Le donne yazide vittime della violenza dello Stato Islamico rischiano di restare senza supporto medico e psicologico. La denuncia arriva da Murad Ismael, direttore di Yazda, charity con base nella città curdo irachena di Dohuk. Il centro, che ha anche documentato gli omicidi di massa commessi dall’Isis ed è l’unica tra le strutture di assistenza nella regione del nord dell’Iraq ad avere personale yazida, è stato chiuso dalle autorità curde che hanno accusato Ismael e i suoi collaboratori di essere coinvolti in attività politiche sovversive. “La fine delle attività di Yazda fa perdere l’unica possibilità di recupero per le yazide che hanno subito aggressioni sessuali o sono state ridotte in schiavitù dagli uomini di Al-Baghdadi”, ha dichiarato Ismael all’agenzia Reuters.

Gli yazidi costituiscono una piccola minoranza in Iraq, sono di etnia curda ma il loro credo nasce in epoca pre-islamica e si avvicina alle sette agnostiche del Vicino Oriente. Da secoli vivono sul monte Sinjar, nel governatorato iracheno di Ninive. Nell’estate del 2014, con l’avanzata dello Stato Islamico nei territori settentrionali dell’Iraq, migliaia di yazidi sono stati uccisi, circa 5mila persone secondo le stime delle Nazioni Unite.  Altrettanti o più sono stati, invece, obbligati ad arruolarsi o sottoposti a regime di schiavitù mentre le donne sono state oggetto di terribili violenze.

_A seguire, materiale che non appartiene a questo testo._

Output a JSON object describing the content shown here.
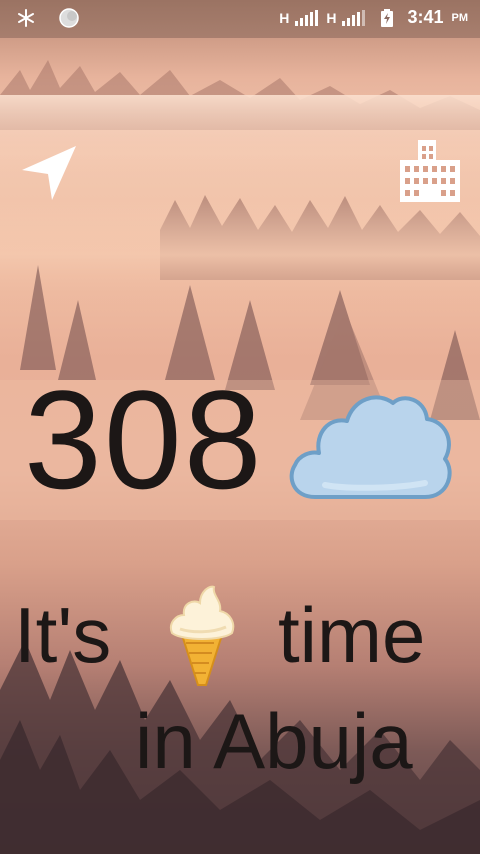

In un’intervista condotta dal giornalista Ja’far Abdul Karim nel suo programma Shabaab Talk trasmesso su Deutsche Welle lo scorso marzo, una sopravvissuta originaria di un villaggio iracheno nell’area di Tel Affar ha raccontato i giorni in cui è stata ostaggio dello Stato Islamico: “Alcune di noi sono state vendute ad altri militanti per due o più pacchetti di sigarette – ha ricordato la giovane – ci tenevano in una stanza separate dagli uomini e ciclicamente venivamo prese per essere violentate. Chi si rifiutava veniva immediatamente uccisa”. La ragazza, inoltre, ha raccontato di aver tentato diverse volte il suicidio, così come altre compagne di prigionia.

Lo scorso giugno, le Nazioni Unite, tramite una commissione indipendente, hanno definito le violenze contro gli yazidi un genocidio e hanno chiesto l’intervento della Corte penale internazionale. Al momento, secondo l’Onu, 3.200 persone tra donne e bambini – 3.735 secondo il governo regionale curdo – sarebbero ancora tenute prigioniere dai miliziani dell’Isis che a distanza di anni continuano a perpetrare soprusi contro la popolazione.

Al momento non è chiaro quanti yazidi  siano detenuti nella città di Mosul, dove ormai da diversi mesi è in corso un’offensiva delle autorità irachene per liberare la città dalle milizie islamiste. Secondo quanto riportato da alcuni giornali internazionali, i soldati del califfato avrebbero già trasferito diversi prigionieri yazidi in Siria, in particolare nell’area della città di Raqqa. Un comandante dell’Isis operativo in Iraq ha dichiarato al Wall Street Journal che il gruppo “stava inviando le proprie risorse umane in Siria” con il progetto di compiere gli ultimi attacchi con l’utilizzo di kamikaze o di trappole esplosive prima di lasciare l’Iraq.